Dr. Jean-Victor Blanc : C'est très difficile à dire… Quelqu'un qui est dément et qui mange une pile ou autre chose, c'est parce qu'il a oublié que ce n'est pas une substance alimentaire. Il avale tout ce qui se présente à lui. Il est donc difficile de faire des généralités. Ce symptôme reste en tout cas très cinématographique. Carlo Mirabella-Davis, le réalisateur, en fait une métaphore. Quand Hunter avale un glaçon, ça donne l'image juste d'une personne souffrant d'addiction face à l'objet de son désir. Il y a un côté un peu obsédant, irrésistible. Ça ressemble à un symptôme en addictologie qu'on appelle le craving.
Dans votre livre Pop & Psy, vous décriez entre autre les mauvaises représentations des névroses au cinéma…

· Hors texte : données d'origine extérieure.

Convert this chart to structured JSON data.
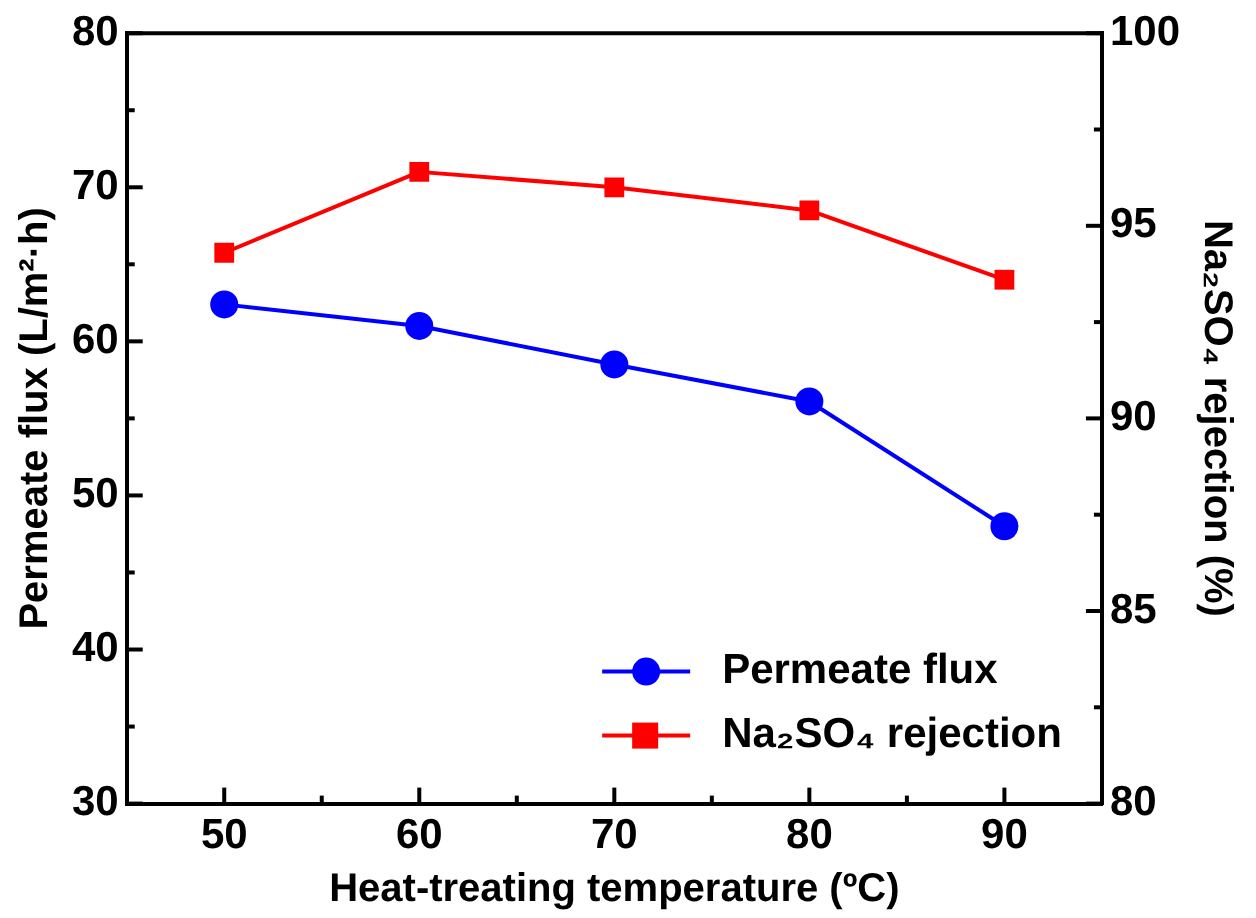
{
  "chart_data": {
    "type": "line",
    "xlabel": "Heat-treating temperature (ºC)",
    "ylabel": "Permeate flux (L/m²·h)",
    "y2label": "Na₂SO₄ rejection (%)",
    "x": [
      50,
      60,
      70,
      80,
      90
    ],
    "series": [
      {
        "name": "Permeate flux",
        "color": "#0000ff",
        "marker": "circle",
        "values": [
          62.4,
          61.0,
          58.5,
          56.1,
          48.0
        ]
      },
      {
        "name": "Na₂SO₄ rejection",
        "color": "#ff0000",
        "marker": "square",
        "axis": "y2",
        "values": [
          94.3,
          96.4,
          96.0,
          95.4,
          93.6
        ]
      }
    ],
    "xlim": [
      45,
      95
    ],
    "xticks": [
      50,
      {
        "value": 55,
        "label": null
      },
      60,
      {
        "value": 65,
        "label": null
      },
      70,
      {
        "value": 75,
        "label": null
      },
      80,
      {
        "value": 85,
        "label": null
      },
      90
    ],
    "ylim": [
      30,
      80
    ],
    "yticks": [
      30,
      {
        "value": 35,
        "label": null
      },
      40,
      {
        "value": 45,
        "label": null
      },
      50,
      {
        "value": 55,
        "label": null
      },
      60,
      {
        "value": 65,
        "label": null
      },
      70,
      {
        "value": 75,
        "label": null
      },
      80
    ],
    "y2lim": [
      80,
      100
    ],
    "y2ticks": [
      80,
      {
        "value": 82.5,
        "label": null
      },
      85,
      {
        "value": 87.5,
        "label": null
      },
      90,
      {
        "value": 92.5,
        "label": null
      },
      95,
      {
        "value": 97.5,
        "label": null
      },
      100
    ],
    "legend": "bottom right",
    "grid": false,
    "line_style": "solid"
  }
}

Dr. Jean-Victor Blanc : Oui… Le but de mon livre n'est pas de censurer mais de décoder et d'aider à comprendre. Je ne dis pas que tel film a le droit d'exister ou non. Pour Swallow, ce qui est intéressant, c'est l'histoire autour de la grossesse. N'oublions pas que la dépression périnatale touche une femme sur dix : c'est loin d'être anecdotique… Au-delà de ses qualités formelles, le film dit des choses intéressantes sur la santé mentale.

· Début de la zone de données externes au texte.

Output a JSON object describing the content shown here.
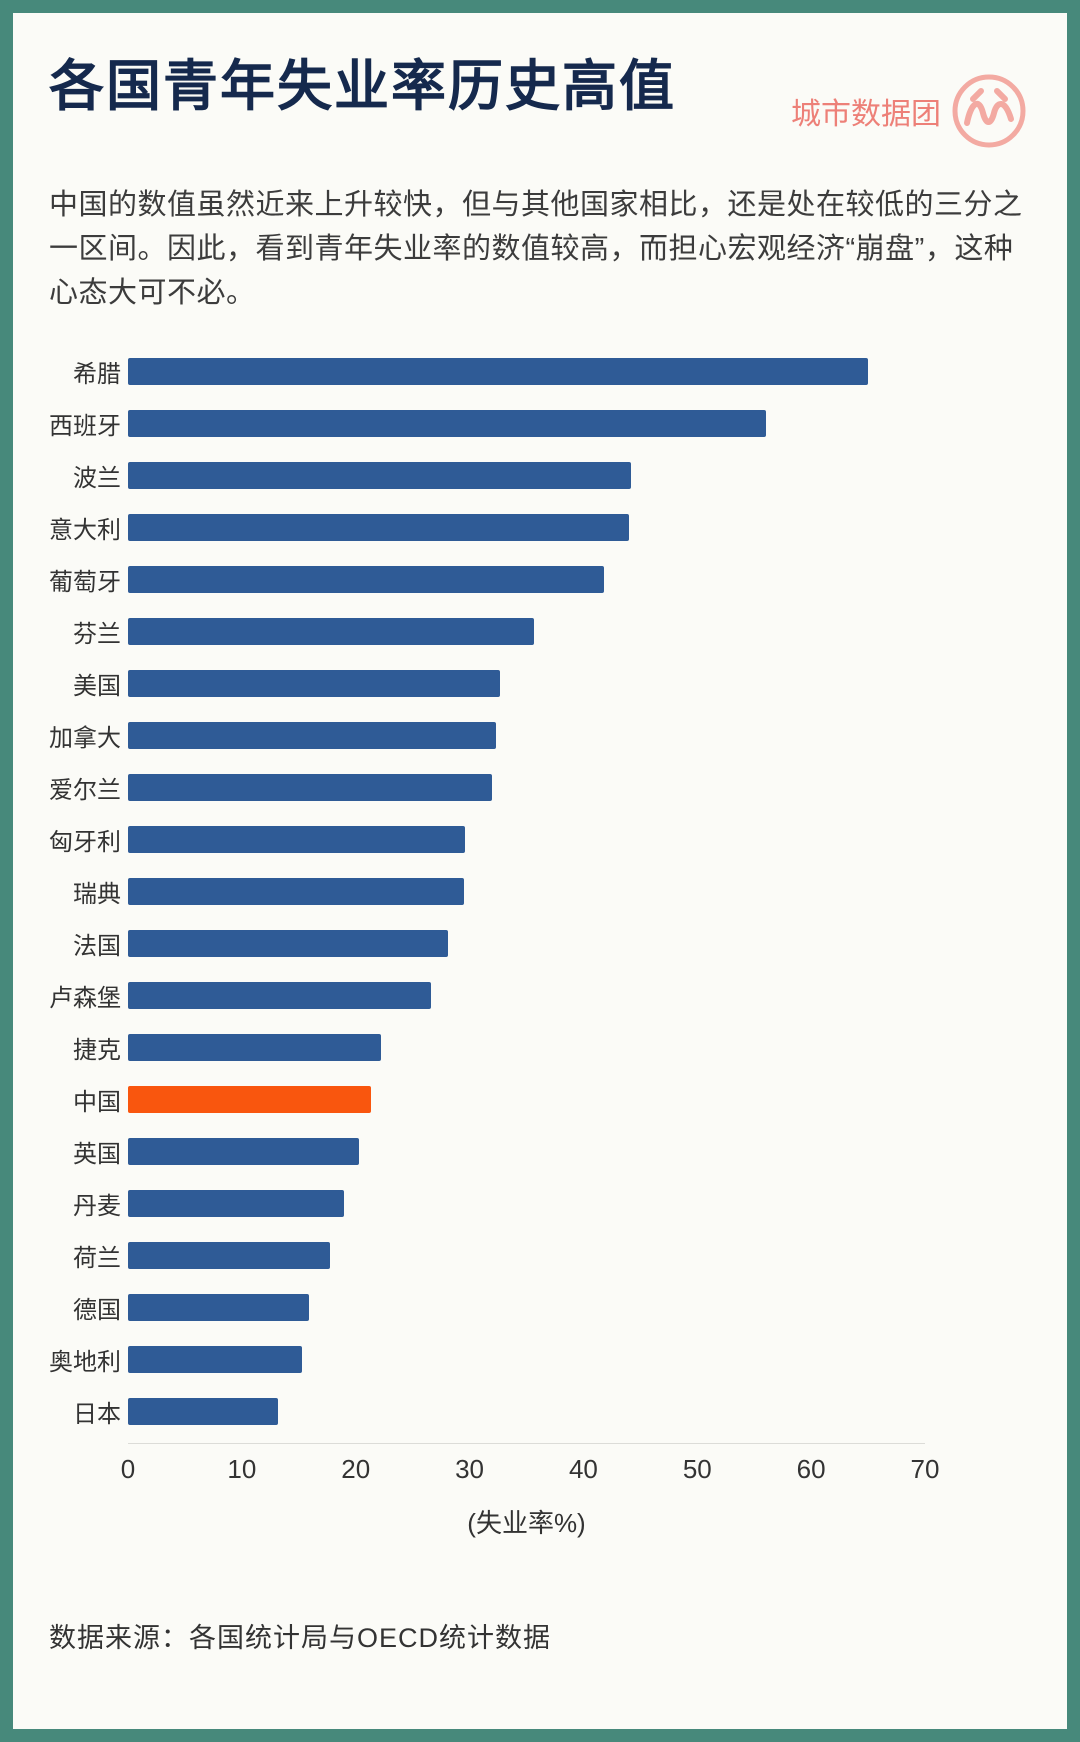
{
  "page": {
    "title": "各国青年失业率历史高值",
    "brand": "城市数据团",
    "description": "中国的数值虽然近来上升较快，但与其他国家相比，还是处在较低的三分之一区间。因此，看到青年失业率的数值较高，而担心宏观经济“崩盘”，这种心态大可不必。",
    "source": "数据来源：各国统计局与OECD统计数据"
  },
  "colors": {
    "frame": "#47897b",
    "background": "#fbfbf7",
    "title": "#15294d",
    "brand": "#ed8078",
    "bar": "#2f5b96",
    "highlight": "#f9560e"
  },
  "chart_data": {
    "type": "bar",
    "orientation": "horizontal",
    "title": "各国青年失业率历史高值",
    "xlabel": "(失业率%)",
    "ylabel": "",
    "xlim": [
      0,
      70
    ],
    "x_ticks": [
      0,
      10,
      20,
      30,
      40,
      50,
      60,
      70
    ],
    "grid": false,
    "legend": false,
    "categories": [
      "希腊",
      "西班牙",
      "波兰",
      "意大利",
      "葡萄牙",
      "芬兰",
      "美国",
      "加拿大",
      "爱尔兰",
      "匈牙利",
      "瑞典",
      "法国",
      "卢森堡",
      "捷克",
      "中国",
      "英国",
      "丹麦",
      "荷兰",
      "德国",
      "奥地利",
      "日本"
    ],
    "values": [
      65,
      56,
      44.2,
      44,
      41.8,
      35.7,
      32.7,
      32.3,
      32,
      29.6,
      29.5,
      28.1,
      26.6,
      22.2,
      21.3,
      20.3,
      19,
      17.7,
      15.9,
      15.3,
      13.2
    ],
    "highlight_category": "中国",
    "bar_color": "#2f5b96",
    "highlight_color": "#f9560e"
  }
}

La folie fascine beaucoup. Le public est client des personnages tourmentés, borderline… Dernier exemple en date : le succès de Joker. D'où vient cette fascination ?
Dr. Jean-Victor Blanc : Pas simple de donner une réponse. Ce qui est certain, c'est que cette fascination est le reflet de quelque chose d'assez juste… Il y a aussi un côté cathartique, c'est connu depuis le théâtre dans la Grèce ancienne. La santé mentale et les troubles psychiques concernent en tout cas beaucoup de monde dans nos sociétés ; on considère qu'une personne sur quatre aura un trouble psychique au cours de sa vie. Il y a aussi d'autres explications plus cinématographiques. Je pense que certaines pathologies sont très fascinantes et cinégéniques, comme les hallucinations. Le problème, c'est que ça a aussi pu être utilisé de manière un peu plus paresseuse par des scénaristes… On ne peut pas faire faire tout et n'importe quoi à un patient sous prétexte qu'il souffre d'un trouble. Ça donne des œuvres moins crédibles. L'idée de mon travail, c'est de faire de la pédagogie autour de la santé mentale, de changer le regard et apporter des connaissances. Les pathologies mentales ont beaucoup d'idées reçues et sont très mal connues en tant que fait médical. Du coup, les patients qui en sont atteints sont exposés à des préjugés et des discriminations.
A ce jour, quel est le meilleur film que vous ayez vu sur la folie ?
Dr. Jean-Victor Blanc : Demain et Tous les Autres Jours de Noémie Llvovsky, que je cite souvent. Il présente une mère atteinte d'un trouble schizophrénique. Elle ne cède pas à la facilité et figure la maladie de manière extrêmement réaliste. J'ai eu l'impression de voir des patients que je suis.